Aviation Analyst Says AC’s Flight Attendant Deal Could Have Major Ripple Effect
by Bruce Parkinson
Air Canada and its flight attendants are back at the bargaining table.
According to aviation analyst Alex Macheras, Air Canada’s recent labour agreement with its flight attendants has the potential to reset expectations across North America’s airlines.
The resolution saw Canada’s flag carrier agree to what Macheras calls “a fundamental shift in crew compensation: boarding pay.” Now that Canada’s largest airline has agreed to it, he says the implications may spread far beyond Canadian borders.
Under the new AC deal, flight attendants will now receive boarding pay for the first time. This represents a structural shift in how time is valued, and how airlines may be required to define duty time going forward.
Writing for Aviation Analyst, Macheras says the current flight attendant pay model is an anachronism that dates back to early aviation, when cabin crew worked smaller aircraft with shorter turnaround times, fewer passengers, and simpler service expectations.

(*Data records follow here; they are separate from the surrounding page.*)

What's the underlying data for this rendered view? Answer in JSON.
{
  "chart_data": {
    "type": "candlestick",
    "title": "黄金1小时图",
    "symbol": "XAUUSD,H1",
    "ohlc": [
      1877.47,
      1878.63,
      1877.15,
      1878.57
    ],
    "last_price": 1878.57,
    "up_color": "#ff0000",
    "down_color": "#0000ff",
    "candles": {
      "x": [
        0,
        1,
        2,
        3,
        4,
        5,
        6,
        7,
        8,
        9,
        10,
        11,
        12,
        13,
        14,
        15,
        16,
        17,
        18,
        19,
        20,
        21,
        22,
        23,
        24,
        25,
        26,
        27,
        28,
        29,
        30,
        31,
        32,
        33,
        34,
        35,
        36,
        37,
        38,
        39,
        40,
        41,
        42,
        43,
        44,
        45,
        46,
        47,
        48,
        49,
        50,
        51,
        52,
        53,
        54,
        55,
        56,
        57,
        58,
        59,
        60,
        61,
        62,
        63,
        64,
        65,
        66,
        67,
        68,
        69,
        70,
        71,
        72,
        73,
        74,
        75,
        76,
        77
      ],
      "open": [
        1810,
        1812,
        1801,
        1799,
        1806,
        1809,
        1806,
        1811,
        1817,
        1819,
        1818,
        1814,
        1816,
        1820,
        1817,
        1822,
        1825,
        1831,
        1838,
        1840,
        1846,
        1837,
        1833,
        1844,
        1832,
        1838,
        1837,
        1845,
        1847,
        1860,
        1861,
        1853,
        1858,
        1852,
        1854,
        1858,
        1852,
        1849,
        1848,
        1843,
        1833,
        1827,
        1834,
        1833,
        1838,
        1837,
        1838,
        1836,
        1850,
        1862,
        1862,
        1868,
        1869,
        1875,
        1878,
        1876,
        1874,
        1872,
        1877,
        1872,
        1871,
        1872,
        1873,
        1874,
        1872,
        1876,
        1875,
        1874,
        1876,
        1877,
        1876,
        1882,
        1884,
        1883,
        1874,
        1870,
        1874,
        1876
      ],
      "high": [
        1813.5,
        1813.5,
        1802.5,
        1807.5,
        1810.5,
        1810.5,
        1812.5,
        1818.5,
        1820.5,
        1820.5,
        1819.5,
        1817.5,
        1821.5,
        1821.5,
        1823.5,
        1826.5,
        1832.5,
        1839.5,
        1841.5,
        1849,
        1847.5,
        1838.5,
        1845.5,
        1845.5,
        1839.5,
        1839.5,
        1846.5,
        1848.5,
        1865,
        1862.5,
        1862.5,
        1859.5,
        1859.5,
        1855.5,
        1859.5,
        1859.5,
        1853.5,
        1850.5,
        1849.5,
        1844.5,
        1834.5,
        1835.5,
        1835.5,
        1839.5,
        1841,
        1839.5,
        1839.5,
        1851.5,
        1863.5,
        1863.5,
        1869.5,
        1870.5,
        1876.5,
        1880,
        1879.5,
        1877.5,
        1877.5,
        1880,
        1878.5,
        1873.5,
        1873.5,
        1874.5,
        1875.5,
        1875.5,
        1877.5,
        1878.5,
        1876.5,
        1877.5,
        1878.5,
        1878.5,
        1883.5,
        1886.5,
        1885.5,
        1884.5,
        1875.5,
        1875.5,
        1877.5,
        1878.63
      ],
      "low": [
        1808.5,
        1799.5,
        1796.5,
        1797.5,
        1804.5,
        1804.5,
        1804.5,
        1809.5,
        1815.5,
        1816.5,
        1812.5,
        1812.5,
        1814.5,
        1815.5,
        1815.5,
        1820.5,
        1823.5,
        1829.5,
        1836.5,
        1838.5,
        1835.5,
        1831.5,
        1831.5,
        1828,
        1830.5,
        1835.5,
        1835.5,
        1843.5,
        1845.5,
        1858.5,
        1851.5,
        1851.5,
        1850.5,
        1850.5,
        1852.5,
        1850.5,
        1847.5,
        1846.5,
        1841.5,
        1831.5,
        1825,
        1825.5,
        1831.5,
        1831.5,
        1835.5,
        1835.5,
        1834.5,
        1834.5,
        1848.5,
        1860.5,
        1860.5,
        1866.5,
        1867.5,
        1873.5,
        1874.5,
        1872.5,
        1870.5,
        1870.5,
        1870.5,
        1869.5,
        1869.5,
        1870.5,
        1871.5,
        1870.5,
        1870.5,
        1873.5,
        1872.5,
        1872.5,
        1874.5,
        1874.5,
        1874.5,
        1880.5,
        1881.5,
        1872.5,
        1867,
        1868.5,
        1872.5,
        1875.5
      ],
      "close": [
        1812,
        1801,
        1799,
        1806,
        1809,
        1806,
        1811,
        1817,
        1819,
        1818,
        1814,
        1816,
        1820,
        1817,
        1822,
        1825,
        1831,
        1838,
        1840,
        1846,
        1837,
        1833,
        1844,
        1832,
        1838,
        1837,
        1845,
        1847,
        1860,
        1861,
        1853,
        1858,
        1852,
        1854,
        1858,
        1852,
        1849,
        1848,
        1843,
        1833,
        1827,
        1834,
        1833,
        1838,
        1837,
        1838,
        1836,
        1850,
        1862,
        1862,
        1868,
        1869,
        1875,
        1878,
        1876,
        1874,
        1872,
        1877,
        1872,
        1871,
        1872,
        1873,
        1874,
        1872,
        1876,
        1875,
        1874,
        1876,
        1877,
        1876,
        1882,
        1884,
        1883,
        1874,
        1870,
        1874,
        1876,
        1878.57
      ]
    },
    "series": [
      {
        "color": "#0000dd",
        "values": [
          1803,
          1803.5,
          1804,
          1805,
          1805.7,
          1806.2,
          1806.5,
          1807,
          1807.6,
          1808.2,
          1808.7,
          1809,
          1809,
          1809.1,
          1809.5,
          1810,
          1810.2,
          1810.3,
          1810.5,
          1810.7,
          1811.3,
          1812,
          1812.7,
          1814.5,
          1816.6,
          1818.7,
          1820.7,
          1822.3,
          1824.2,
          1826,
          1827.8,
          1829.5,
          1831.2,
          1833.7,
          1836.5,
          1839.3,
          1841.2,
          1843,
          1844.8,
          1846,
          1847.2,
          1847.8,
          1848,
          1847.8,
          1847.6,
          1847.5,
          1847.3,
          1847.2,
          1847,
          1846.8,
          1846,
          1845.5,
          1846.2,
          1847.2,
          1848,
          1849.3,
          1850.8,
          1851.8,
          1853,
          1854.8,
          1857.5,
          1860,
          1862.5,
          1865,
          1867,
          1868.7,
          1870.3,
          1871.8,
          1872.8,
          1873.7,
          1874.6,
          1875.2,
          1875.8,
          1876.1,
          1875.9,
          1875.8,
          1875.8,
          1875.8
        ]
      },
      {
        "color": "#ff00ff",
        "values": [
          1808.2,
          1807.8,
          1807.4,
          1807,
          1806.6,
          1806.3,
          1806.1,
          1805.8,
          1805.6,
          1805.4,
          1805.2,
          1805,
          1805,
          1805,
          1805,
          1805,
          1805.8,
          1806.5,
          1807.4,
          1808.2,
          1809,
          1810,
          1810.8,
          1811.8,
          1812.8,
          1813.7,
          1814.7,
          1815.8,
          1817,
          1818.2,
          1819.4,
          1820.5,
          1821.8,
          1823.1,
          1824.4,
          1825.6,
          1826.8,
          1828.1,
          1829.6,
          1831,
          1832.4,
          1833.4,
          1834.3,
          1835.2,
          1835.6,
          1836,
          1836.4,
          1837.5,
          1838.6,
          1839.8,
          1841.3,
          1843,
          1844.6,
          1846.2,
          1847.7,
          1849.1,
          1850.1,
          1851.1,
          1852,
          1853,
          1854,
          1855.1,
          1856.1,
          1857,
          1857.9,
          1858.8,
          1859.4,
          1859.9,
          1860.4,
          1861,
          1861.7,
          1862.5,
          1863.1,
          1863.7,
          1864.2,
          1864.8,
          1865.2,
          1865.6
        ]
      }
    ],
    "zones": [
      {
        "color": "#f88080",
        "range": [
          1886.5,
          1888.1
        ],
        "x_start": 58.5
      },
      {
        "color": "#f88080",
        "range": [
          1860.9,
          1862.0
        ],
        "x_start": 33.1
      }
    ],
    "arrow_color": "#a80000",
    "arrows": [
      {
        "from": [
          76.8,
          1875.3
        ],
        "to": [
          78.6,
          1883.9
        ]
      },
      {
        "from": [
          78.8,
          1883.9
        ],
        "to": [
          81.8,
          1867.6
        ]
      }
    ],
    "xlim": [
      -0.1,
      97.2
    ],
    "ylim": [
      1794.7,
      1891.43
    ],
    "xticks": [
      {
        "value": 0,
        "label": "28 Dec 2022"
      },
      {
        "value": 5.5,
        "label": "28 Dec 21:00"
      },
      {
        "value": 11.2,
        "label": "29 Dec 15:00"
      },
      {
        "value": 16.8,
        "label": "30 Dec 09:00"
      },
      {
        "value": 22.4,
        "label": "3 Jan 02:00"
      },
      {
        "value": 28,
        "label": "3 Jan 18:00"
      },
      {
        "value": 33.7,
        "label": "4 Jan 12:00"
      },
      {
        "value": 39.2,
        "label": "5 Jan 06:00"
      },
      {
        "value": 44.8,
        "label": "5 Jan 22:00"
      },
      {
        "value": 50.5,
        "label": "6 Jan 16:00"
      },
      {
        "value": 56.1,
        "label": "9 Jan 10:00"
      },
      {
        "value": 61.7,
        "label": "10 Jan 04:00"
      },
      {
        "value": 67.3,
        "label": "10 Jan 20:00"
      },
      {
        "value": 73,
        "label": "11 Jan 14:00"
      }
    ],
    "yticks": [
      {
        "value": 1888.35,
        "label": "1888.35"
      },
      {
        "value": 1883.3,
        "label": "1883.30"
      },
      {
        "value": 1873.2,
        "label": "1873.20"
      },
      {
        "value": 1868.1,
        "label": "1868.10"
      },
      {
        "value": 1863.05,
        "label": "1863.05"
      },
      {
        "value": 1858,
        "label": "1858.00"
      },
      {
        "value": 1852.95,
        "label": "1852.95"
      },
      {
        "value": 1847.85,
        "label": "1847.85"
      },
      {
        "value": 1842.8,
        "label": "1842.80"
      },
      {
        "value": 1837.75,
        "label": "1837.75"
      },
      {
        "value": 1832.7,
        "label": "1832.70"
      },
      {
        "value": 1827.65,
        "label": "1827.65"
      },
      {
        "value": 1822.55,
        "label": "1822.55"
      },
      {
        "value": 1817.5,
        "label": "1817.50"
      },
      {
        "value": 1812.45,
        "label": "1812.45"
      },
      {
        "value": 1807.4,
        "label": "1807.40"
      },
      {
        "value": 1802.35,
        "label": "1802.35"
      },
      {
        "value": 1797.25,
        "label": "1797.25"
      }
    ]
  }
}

“In 2025, that model no longer fits reality,” he writes. “Aircraft are larger, turnarounds are longer, and the complexity of the boarding process has grown significantly. Boarding now involves dealing with larger hand luggage allowances, managing carry-on disputes in the absence of consistent gate-check policies, helping disabled passengers to their seats, and handling the demands of a mixed travel demographic that includes business travellers, families, and connecting passengers with multiple issues.”
While the pay model was similar across North American airlines, Macheras says the disconnect between duties and pay has become increasingly hard to defend.
“Air Canada’s agreement is therefore a milestone. It is the first major North American airline to formally acknowledge boarding and other ground duties as paid work within the core cabin crew contract. This sets a precedent that other unions across the continent are likely to seize on, particularly at a time when cost of living pressures remain high and job expectations are expanding.”
Air Canada may be the first major North American airline to compensate flight attendants for what their unions have referred to as ‘unpaid work.’ But Macheras says AC won’t be the last.
“Now that Air Canada has broken from precedent, it is difficult to see how other major carriers will avoid this issue in future rounds of bargaining,” he said.